Emirates ResultsBy IAG | May 10th, 2012 | Posted in Aviation News | 1 Comment
Emirates announced its 2011 results and it saw a 72% decline in profits. Predictably the airline points to fuel costs. Its fuel bill rose over 44% over 2010. In addition the Arab Spring did the airline no favors.
But sit back and consider this performance. Twenty four years of profits. Tremendous fleet growth. Global coverage. Even with the fuel shock and Arab Spring, Emirates made a profit. If and when its regional competitors announce their numbers we will have a reasonable yardstick by which to measure the numbers.
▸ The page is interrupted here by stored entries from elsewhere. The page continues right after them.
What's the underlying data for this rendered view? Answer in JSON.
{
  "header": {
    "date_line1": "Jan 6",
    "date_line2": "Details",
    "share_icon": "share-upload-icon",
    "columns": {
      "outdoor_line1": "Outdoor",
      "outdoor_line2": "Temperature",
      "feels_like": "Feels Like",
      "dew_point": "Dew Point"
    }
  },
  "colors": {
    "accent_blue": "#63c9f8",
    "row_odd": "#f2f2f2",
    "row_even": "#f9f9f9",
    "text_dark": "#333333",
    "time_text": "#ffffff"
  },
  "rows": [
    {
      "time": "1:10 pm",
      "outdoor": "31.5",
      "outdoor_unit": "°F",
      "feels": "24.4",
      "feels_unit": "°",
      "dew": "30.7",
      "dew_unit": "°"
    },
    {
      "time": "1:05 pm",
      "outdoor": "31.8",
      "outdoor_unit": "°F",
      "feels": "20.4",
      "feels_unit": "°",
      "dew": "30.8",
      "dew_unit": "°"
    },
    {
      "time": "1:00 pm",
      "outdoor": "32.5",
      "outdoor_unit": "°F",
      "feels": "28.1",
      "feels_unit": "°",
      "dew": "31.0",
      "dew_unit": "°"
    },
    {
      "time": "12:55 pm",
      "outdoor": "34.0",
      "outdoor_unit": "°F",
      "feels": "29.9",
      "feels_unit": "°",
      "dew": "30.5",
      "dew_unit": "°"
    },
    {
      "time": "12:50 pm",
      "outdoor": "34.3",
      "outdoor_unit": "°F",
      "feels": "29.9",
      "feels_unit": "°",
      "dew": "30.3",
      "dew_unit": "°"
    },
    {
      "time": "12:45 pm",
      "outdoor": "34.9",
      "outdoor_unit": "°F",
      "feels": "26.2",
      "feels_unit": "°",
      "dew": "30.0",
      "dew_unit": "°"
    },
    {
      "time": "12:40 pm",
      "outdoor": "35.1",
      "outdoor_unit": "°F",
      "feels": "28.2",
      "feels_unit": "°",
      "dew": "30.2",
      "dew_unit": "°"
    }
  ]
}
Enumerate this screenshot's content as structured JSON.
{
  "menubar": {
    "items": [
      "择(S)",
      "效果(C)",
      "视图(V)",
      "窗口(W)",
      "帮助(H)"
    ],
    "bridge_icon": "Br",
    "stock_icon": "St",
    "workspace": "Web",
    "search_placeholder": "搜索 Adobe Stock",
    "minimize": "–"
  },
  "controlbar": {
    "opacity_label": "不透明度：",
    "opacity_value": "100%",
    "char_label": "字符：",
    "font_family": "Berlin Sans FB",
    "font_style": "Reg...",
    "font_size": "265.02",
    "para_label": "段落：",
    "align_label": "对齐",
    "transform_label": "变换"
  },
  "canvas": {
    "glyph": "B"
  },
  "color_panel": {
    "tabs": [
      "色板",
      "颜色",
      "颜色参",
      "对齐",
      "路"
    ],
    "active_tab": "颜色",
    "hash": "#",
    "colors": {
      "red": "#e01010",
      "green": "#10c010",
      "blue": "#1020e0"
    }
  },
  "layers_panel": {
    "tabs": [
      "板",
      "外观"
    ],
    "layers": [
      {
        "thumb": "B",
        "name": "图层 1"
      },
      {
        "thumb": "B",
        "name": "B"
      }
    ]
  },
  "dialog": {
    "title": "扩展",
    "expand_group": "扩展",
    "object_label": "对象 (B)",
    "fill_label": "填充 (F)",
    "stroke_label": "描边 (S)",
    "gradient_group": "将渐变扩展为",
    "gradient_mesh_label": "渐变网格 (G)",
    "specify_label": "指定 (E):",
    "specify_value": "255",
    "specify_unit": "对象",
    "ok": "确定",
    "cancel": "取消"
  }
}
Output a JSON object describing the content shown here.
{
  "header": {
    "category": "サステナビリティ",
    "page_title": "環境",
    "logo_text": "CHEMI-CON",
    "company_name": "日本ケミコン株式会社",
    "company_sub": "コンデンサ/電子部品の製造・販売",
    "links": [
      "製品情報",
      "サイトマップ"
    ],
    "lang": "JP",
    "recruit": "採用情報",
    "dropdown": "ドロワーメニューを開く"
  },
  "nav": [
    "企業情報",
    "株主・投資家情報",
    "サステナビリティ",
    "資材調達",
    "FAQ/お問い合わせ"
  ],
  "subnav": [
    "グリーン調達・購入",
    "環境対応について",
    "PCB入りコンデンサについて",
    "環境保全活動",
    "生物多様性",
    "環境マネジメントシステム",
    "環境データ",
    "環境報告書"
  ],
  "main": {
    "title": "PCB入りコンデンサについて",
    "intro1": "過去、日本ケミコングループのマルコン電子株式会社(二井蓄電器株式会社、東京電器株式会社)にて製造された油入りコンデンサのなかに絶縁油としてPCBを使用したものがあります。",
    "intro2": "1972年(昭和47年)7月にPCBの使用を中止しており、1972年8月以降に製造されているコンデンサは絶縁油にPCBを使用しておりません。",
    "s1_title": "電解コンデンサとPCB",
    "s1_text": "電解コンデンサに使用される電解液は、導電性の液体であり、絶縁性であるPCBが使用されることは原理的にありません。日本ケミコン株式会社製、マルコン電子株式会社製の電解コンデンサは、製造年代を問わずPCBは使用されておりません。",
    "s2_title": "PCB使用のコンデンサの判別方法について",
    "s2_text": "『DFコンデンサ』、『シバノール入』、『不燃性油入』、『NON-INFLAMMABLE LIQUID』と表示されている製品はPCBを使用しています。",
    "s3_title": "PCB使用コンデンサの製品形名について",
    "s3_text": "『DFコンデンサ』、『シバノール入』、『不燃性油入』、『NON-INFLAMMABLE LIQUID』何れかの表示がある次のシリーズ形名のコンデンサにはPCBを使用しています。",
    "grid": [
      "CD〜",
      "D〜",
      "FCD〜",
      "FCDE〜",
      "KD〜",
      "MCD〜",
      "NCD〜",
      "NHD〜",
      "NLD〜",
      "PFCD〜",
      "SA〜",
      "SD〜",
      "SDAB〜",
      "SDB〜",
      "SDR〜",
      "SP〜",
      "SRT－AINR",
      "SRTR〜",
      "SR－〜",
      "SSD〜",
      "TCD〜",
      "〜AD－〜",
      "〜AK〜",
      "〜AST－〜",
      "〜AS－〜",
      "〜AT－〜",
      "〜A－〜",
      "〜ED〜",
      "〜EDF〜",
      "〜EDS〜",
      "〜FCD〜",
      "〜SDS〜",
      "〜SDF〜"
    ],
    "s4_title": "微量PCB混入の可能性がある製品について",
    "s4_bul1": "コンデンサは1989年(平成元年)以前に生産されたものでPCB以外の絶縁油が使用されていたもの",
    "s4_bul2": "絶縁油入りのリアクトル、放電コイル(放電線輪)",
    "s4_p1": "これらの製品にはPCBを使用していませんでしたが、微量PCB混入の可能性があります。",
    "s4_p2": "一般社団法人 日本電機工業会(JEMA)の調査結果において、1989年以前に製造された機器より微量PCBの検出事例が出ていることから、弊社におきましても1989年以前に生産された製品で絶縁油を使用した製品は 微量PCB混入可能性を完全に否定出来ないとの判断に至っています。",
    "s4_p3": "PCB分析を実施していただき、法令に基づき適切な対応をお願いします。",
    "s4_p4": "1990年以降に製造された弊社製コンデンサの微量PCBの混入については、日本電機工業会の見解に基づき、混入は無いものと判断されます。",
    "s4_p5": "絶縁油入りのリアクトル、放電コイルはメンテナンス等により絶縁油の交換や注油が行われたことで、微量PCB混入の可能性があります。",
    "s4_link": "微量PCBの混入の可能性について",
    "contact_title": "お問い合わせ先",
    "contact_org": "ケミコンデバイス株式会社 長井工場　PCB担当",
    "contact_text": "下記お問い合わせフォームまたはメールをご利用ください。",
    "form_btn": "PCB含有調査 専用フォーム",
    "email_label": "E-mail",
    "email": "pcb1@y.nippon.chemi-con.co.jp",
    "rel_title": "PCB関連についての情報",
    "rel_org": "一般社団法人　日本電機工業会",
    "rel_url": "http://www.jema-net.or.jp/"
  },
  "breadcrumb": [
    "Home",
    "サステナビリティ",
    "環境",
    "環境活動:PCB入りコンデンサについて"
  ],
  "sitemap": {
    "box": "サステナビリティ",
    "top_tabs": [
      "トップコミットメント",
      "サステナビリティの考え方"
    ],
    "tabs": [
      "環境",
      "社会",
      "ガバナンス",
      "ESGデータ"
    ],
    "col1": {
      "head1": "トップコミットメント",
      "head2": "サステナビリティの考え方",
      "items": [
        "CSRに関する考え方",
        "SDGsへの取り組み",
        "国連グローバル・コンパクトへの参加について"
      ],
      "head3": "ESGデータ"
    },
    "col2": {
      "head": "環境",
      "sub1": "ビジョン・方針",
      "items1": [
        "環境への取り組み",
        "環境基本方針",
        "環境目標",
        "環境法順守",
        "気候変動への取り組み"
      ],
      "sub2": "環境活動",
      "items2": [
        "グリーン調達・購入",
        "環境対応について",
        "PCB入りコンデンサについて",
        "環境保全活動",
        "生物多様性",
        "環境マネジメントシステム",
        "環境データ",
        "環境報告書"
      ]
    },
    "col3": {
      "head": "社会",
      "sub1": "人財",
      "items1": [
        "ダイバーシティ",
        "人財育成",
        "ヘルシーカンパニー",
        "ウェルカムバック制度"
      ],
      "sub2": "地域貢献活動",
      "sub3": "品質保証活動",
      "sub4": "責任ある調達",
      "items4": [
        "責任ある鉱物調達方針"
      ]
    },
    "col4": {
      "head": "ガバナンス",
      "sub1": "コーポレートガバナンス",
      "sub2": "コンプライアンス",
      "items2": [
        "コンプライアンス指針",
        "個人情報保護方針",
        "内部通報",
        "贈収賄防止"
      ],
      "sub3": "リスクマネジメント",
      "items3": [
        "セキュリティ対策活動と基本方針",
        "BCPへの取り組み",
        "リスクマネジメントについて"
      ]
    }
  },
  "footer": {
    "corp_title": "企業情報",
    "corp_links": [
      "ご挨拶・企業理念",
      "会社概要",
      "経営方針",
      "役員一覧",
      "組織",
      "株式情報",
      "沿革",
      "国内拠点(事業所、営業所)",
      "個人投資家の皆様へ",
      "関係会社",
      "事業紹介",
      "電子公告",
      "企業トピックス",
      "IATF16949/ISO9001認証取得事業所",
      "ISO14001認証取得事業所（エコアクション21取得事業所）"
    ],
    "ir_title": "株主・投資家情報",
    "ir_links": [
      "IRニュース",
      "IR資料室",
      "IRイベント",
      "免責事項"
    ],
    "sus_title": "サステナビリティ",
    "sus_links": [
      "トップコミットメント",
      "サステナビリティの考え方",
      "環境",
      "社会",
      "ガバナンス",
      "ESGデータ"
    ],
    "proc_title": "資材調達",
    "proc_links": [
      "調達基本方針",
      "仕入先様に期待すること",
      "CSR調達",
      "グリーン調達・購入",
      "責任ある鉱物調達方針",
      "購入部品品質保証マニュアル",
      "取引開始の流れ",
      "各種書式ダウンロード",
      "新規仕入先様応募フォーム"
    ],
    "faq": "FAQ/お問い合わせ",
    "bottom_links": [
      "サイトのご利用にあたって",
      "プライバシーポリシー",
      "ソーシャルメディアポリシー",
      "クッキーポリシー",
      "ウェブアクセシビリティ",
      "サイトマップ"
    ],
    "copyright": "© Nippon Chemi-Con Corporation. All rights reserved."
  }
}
But it is clear that having a young, fuel efficient, fleet has played well for Emirates. It has been able to compete with the world's best airlines. Many of those competitors will not reports 2011 profits. For example, if Air India were allowed to die a dignified death, Emirates would clean up in India. Emirates is also a factor in the struggles at Qantas to achieve financial results. Emirates offers superb service levels and products and market rates. Because it is well run, the airline is able to offer deals to premium travelers who otherwise would not fly them. Finally Emirates is opening new routes and drawing traffic away from traditional routes and carriers.
That's the upside. The downside is that Emirates is no longer a small airline easily ignored. It has a huge fleet of 777s and the world's most A380s. Everywhere they go these days they run into ever stiffer competition. Some competitors are manifestly threatened by Emirates. These carriers will not go down without a fight. Probably we all need to readjust our profit expectations for Emirates. Competition is everywhere and this will curtail profits, but we expect the airline to keep on rolling, albeit a bit slower.